In my line of work I don’t usually get to talk to multi-millionaires — but a few weeks ago I had the pleasure of speaking with high-tech magnate Mike Lazaridis, who made his fortune developing the Blackberry handheld email/mobile phone device.

Lazaridis and I were in a conference call with Neil Turok, one of the world’s leading cosmologists who had just been enticed by Lazaridis to leave Cambridge and become executive director of Canada’s Perimeter Institute for Theoretical Physics in Waterloo, Ontario.

The institute was founded in 2000 by Lazaridis who put up about CDN$100m of his own money. Now, Lazardis has donated a further $50m to Perimeter.

If you count the millions that he and his wife have given to the Institute for Quantum Computing at the nearby University of Waterloo, Lazaridis (who is not a physicist) has spent an amazing $200m on physics research!

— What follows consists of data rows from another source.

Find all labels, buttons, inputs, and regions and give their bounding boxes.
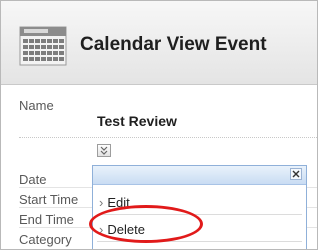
start-time-label: Start Time <box>19 192 79 207</box>
menu-divider <box>97 241 302 242</box>
page-title: Calendar View Event <box>80 34 267 55</box>
double-chevron-down-icon <box>100 146 108 155</box>
event-options-menu: › Edit › Delete <box>92 165 307 249</box>
close-button[interactable] <box>290 168 302 180</box>
options-toggle-button[interactable] <box>97 144 111 157</box>
event-name-value: Test Review <box>97 113 177 129</box>
menu-item-label: Edit <box>107 195 130 210</box>
menu-divider <box>97 214 302 215</box>
chevron-right-icon: › <box>99 222 104 237</box>
close-icon <box>292 170 300 178</box>
end-time-label: End Time <box>19 212 74 227</box>
menu-header <box>93 166 306 185</box>
menu-item-label: Delete <box>107 222 145 237</box>
menu-item-delete[interactable]: › Delete <box>99 222 145 237</box>
category-label: Category <box>19 232 72 247</box>
date-label: Date <box>19 172 47 187</box>
calendar-view-event-panel: Calendar View Event Name Test Review Dat… <box>0 0 318 250</box>
chevron-right-icon: › <box>99 195 104 210</box>
divider <box>19 137 317 138</box>
name-label: Name <box>19 98 54 113</box>
calendar-icon <box>19 26 67 66</box>
page-header: Calendar View Event <box>1 1 317 85</box>
menu-item-edit[interactable]: › Edit <box>99 195 130 210</box>
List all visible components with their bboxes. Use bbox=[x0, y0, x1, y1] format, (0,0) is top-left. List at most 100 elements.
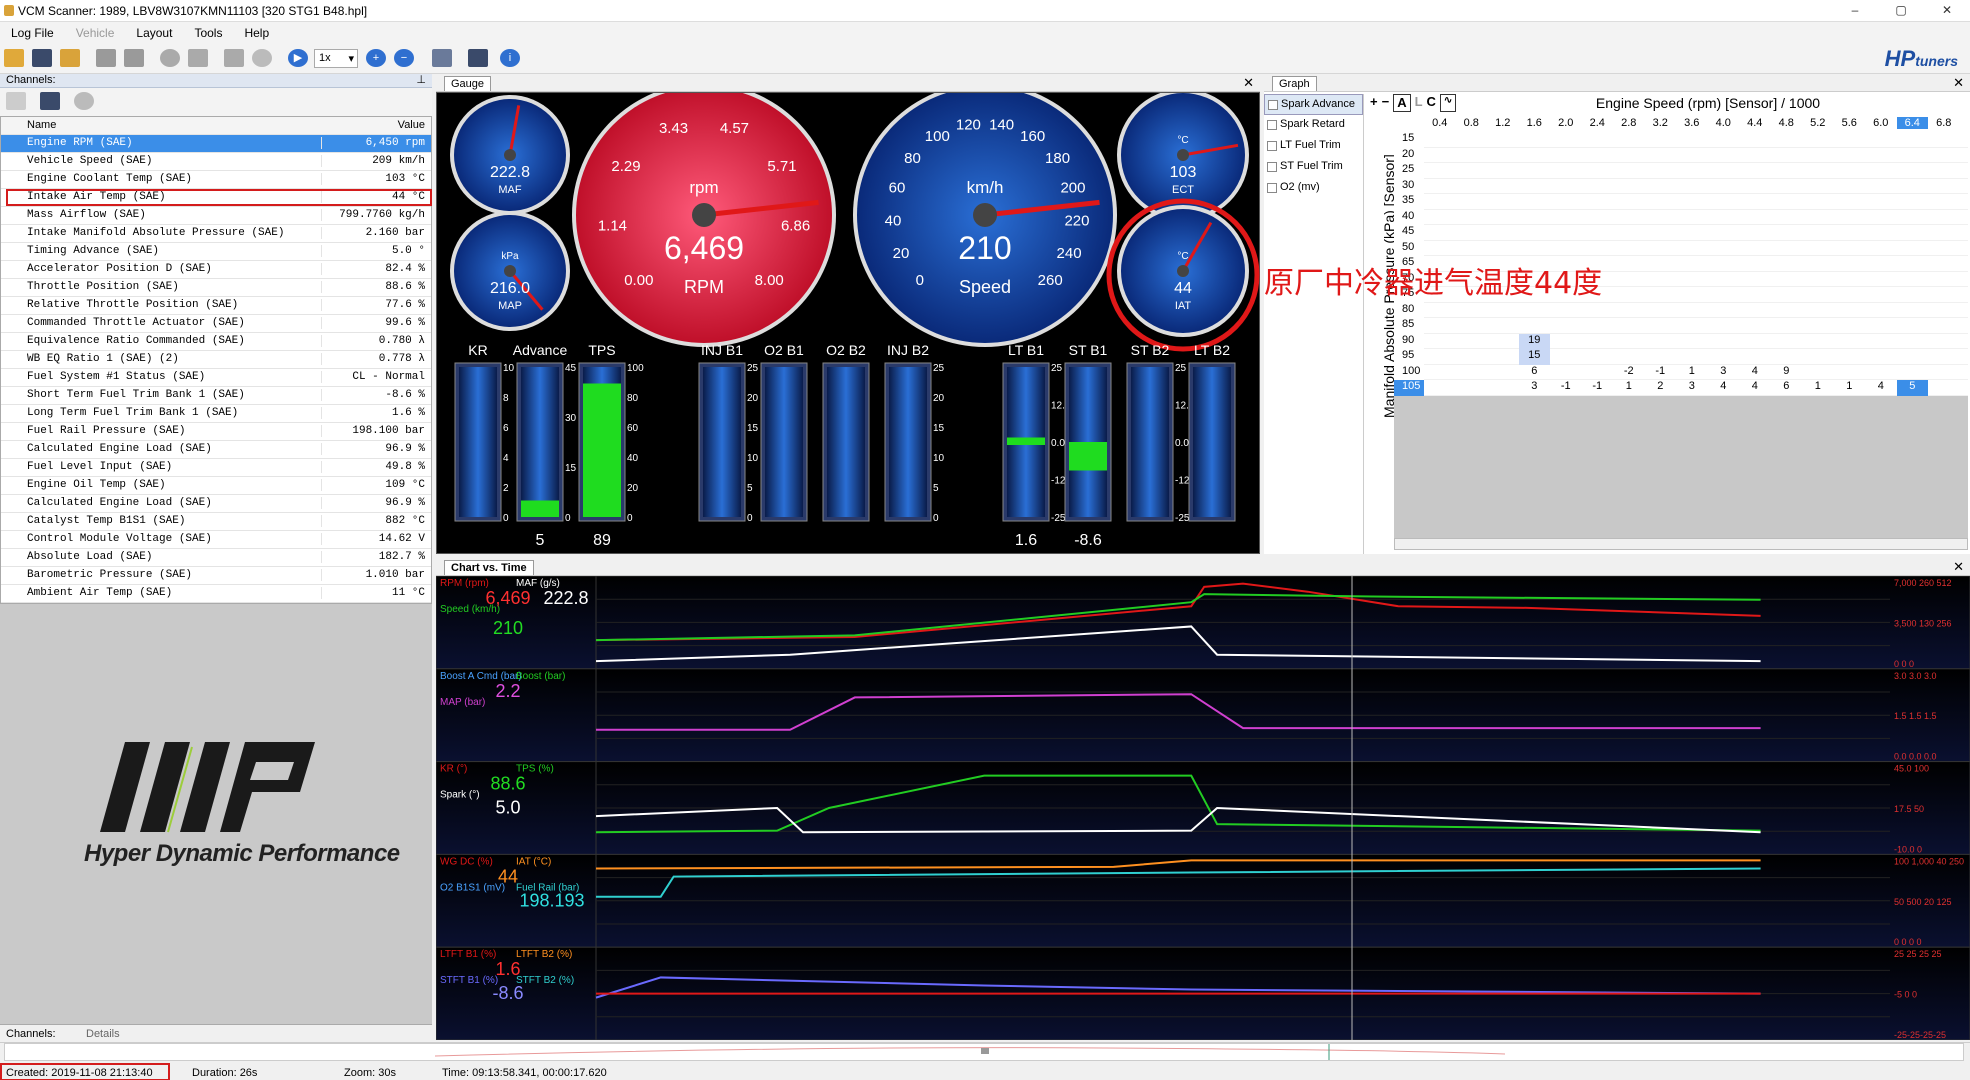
channel-row[interactable]: Commanded Throttle Actuator (SAE) 99.6 % bbox=[1, 315, 431, 333]
graph-lock-button[interactable]: L bbox=[1415, 94, 1423, 112]
graph-col-label: 4.0 bbox=[1715, 117, 1731, 129]
chart-close-icon[interactable]: ✕ bbox=[1953, 559, 1964, 575]
channel-row[interactable]: Fuel Level Input (SAE) 49.8 % bbox=[1, 459, 431, 477]
channel-value: 0.778 λ bbox=[321, 353, 425, 365]
open-folder-icon[interactable] bbox=[4, 49, 24, 67]
graph-auto-button[interactable]: A bbox=[1393, 94, 1411, 112]
zoom-in-icon[interactable]: + bbox=[366, 49, 386, 67]
speed-tick-label: 200 bbox=[1060, 180, 1085, 197]
ect-label: ECT bbox=[1172, 184, 1194, 196]
tab-chart-vs-time[interactable]: Chart vs. Time bbox=[444, 560, 534, 575]
graph-zoom-in-button[interactable]: + bbox=[1370, 94, 1378, 112]
channel-row[interactable]: Vehicle Speed (SAE) 209 km/h bbox=[1, 153, 431, 171]
graph-zoom-out-button[interactable]: − bbox=[1382, 94, 1390, 112]
channel-row[interactable]: WB EQ Ratio 1 (SAE) (2) 0.778 λ bbox=[1, 351, 431, 369]
export-icon[interactable] bbox=[468, 49, 488, 67]
info-icon[interactable]: i bbox=[500, 49, 520, 67]
channel-row[interactable]: Long Term Fuel Trim Bank 1 (SAE) 1.6 % bbox=[1, 405, 431, 423]
graph-list-item[interactable]: ST Fuel Trim bbox=[1264, 157, 1363, 178]
channel-row[interactable]: Ambient Air Temp (SAE) 11 °C bbox=[1, 585, 431, 603]
save-icon[interactable] bbox=[32, 49, 52, 67]
channel-add-icon[interactable] bbox=[6, 92, 26, 110]
channels-table-header: Name Value bbox=[1, 117, 431, 135]
tab-gauge[interactable]: Gauge bbox=[444, 76, 492, 91]
power-icon[interactable] bbox=[252, 49, 272, 67]
bar-scale-label: 2 bbox=[503, 483, 509, 494]
graph-cell: 6 bbox=[1531, 364, 1538, 377]
rpm-value: 6,469 bbox=[664, 230, 744, 266]
col-name-header[interactable]: Name bbox=[27, 119, 56, 131]
channel-row[interactable]: Intake Manifold Absolute Pressure (SAE) 2… bbox=[1, 225, 431, 243]
save-as-icon[interactable] bbox=[60, 49, 80, 67]
playback-speed-select[interactable]: 1x ▾ bbox=[314, 49, 358, 68]
graph-h-scrollbar[interactable] bbox=[1394, 538, 1968, 550]
vehicle-disconnect-icon[interactable] bbox=[124, 49, 144, 67]
graph-cell: 4 bbox=[1720, 380, 1727, 392]
channel-row[interactable]: Engine Oil Temp (SAE) 109 °C bbox=[1, 477, 431, 495]
channel-save-icon[interactable] bbox=[40, 92, 60, 110]
graph-cell-button[interactable]: C bbox=[1427, 94, 1436, 112]
channel-row[interactable]: Fuel System #1 Status (SAE) CL - Normal bbox=[1, 369, 431, 387]
channel-name: Equivalence Ratio Commanded (SAE) bbox=[27, 335, 245, 347]
channel-row[interactable]: Relative Throttle Position (SAE) 77.6 % bbox=[1, 297, 431, 315]
restore-button[interactable]: ▢ bbox=[1878, 0, 1924, 22]
zoom-out-icon[interactable]: − bbox=[394, 49, 414, 67]
layout-icon[interactable] bbox=[432, 49, 452, 67]
graph-col-label: 1.2 bbox=[1495, 117, 1511, 129]
channel-row[interactable]: Equivalence Ratio Commanded (SAE) 0.780 λ bbox=[1, 333, 431, 351]
graph-list-item[interactable]: O2 (mv) bbox=[1264, 178, 1363, 199]
channel-row[interactable]: Throttle Position (SAE) 88.6 % bbox=[1, 279, 431, 297]
vehicle-connect-icon[interactable] bbox=[96, 49, 116, 67]
graph-list-item[interactable]: Spark Retard bbox=[1264, 115, 1363, 136]
menu-help[interactable]: Help bbox=[233, 22, 280, 44]
graph-list-item[interactable]: LT Fuel Trim bbox=[1264, 136, 1363, 157]
checkbox-icon[interactable] bbox=[1267, 120, 1277, 130]
channel-row[interactable]: Barometric Pressure (SAE) 1.010 bar bbox=[1, 567, 431, 585]
menu-log-file[interactable]: Log File bbox=[0, 22, 65, 44]
menu-bar: Log File Vehicle Layout Tools Help bbox=[0, 22, 1970, 44]
channel-row[interactable]: Engine Coolant Temp (SAE) 103 °C bbox=[1, 171, 431, 189]
channel-row[interactable]: Catalyst Temp B1S1 (SAE) 882 °C bbox=[1, 513, 431, 531]
graph-list-label: O2 (mv) bbox=[1280, 181, 1320, 193]
close-button[interactable]: ✕ bbox=[1924, 0, 1970, 22]
tab-graph[interactable]: Graph bbox=[1272, 76, 1317, 91]
checkbox-icon[interactable] bbox=[1267, 183, 1277, 193]
speed-value: 210 bbox=[958, 230, 1011, 266]
gauge-close-icon[interactable]: ✕ bbox=[1243, 75, 1254, 91]
menu-layout[interactable]: Layout bbox=[125, 22, 183, 44]
channel-row[interactable]: Accelerator Position D (SAE) 82.4 % bbox=[1, 261, 431, 279]
checkbox-icon[interactable] bbox=[1268, 100, 1278, 110]
channel-value: 182.7 % bbox=[321, 551, 425, 563]
channel-row[interactable]: Fuel Rail Pressure (SAE) 198.100 bar bbox=[1, 423, 431, 441]
channel-row[interactable]: Calculated Engine Load (SAE) 96.9 % bbox=[1, 441, 431, 459]
graph-close-icon[interactable]: ✕ bbox=[1953, 75, 1964, 91]
speed-tick-label: 220 bbox=[1064, 213, 1089, 230]
lane-scale: 0 0 0 0 bbox=[1894, 937, 1922, 947]
pin-icon[interactable]: ⊥ bbox=[416, 74, 426, 87]
tab-details[interactable]: Details bbox=[86, 1028, 120, 1040]
channel-row[interactable]: Timing Advance (SAE) 5.0 ° bbox=[1, 243, 431, 261]
speed-tick-label: 240 bbox=[1057, 245, 1082, 262]
channel-row[interactable]: Short Term Fuel Trim Bank 1 (SAE) -8.6 % bbox=[1, 387, 431, 405]
channel-row[interactable]: Engine RPM (SAE) 6,450 rpm bbox=[1, 135, 431, 153]
menu-tools[interactable]: Tools bbox=[183, 22, 233, 44]
timeline-scrollbar[interactable] bbox=[4, 1043, 1964, 1061]
channel-row[interactable]: Calculated Engine Load (SAE) 96.9 % bbox=[1, 495, 431, 513]
channel-row[interactable]: Mass Airflow (SAE) 799.7760 kg/h bbox=[1, 207, 431, 225]
minimize-button[interactable]: – bbox=[1832, 0, 1878, 22]
checkbox-icon[interactable] bbox=[1267, 141, 1277, 151]
tab-channels[interactable]: Channels: bbox=[6, 1028, 56, 1040]
channel-row[interactable]: Absolute Load (SAE) 182.7 % bbox=[1, 549, 431, 567]
col-value-header[interactable]: Value bbox=[321, 119, 425, 131]
stop-icon[interactable] bbox=[188, 49, 208, 67]
channel-row[interactable]: Control Module Voltage (SAE) 14.62 V bbox=[1, 531, 431, 549]
menu-vehicle[interactable]: Vehicle bbox=[65, 22, 126, 44]
channel-settings-icon[interactable] bbox=[74, 92, 94, 110]
play-icon[interactable]: ▶ bbox=[288, 49, 308, 67]
lane-value: 222.8 bbox=[543, 588, 588, 608]
settings-icon[interactable] bbox=[224, 49, 244, 67]
graph-list-item[interactable]: Spark Advance bbox=[1264, 94, 1363, 115]
checkbox-icon[interactable] bbox=[1267, 162, 1277, 172]
channel-value: 2.160 bar bbox=[321, 227, 425, 239]
record-icon[interactable] bbox=[160, 49, 180, 67]
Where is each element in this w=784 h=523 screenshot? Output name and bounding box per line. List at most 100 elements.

When I asked Lazaridis why Turok was the right person to lead the institute he said: “We share deep convictions in the importance of basic science, the importance of funding basic science, and the importance of philanthropy in promoting basic science for the advancement of mankind”.

Lazaridis is one of a small but growing number of benefactors with deep convictions and deep pockets when it comes to the more esoteric disciplines of physics such as cosmology, astrophysics and particle physics.

Just two weeks ago an anonymous benefactor donated $5m to Fermilab, which has been particulalry hard hit by US government cuts on physics spending.

And staying with the topic of funding cuts, during our conversation Turok told me that recent cutbacks in the UK made Perimeter’s offer all the more attractive — something that he has discussed in great detail in a recent interview with the Times.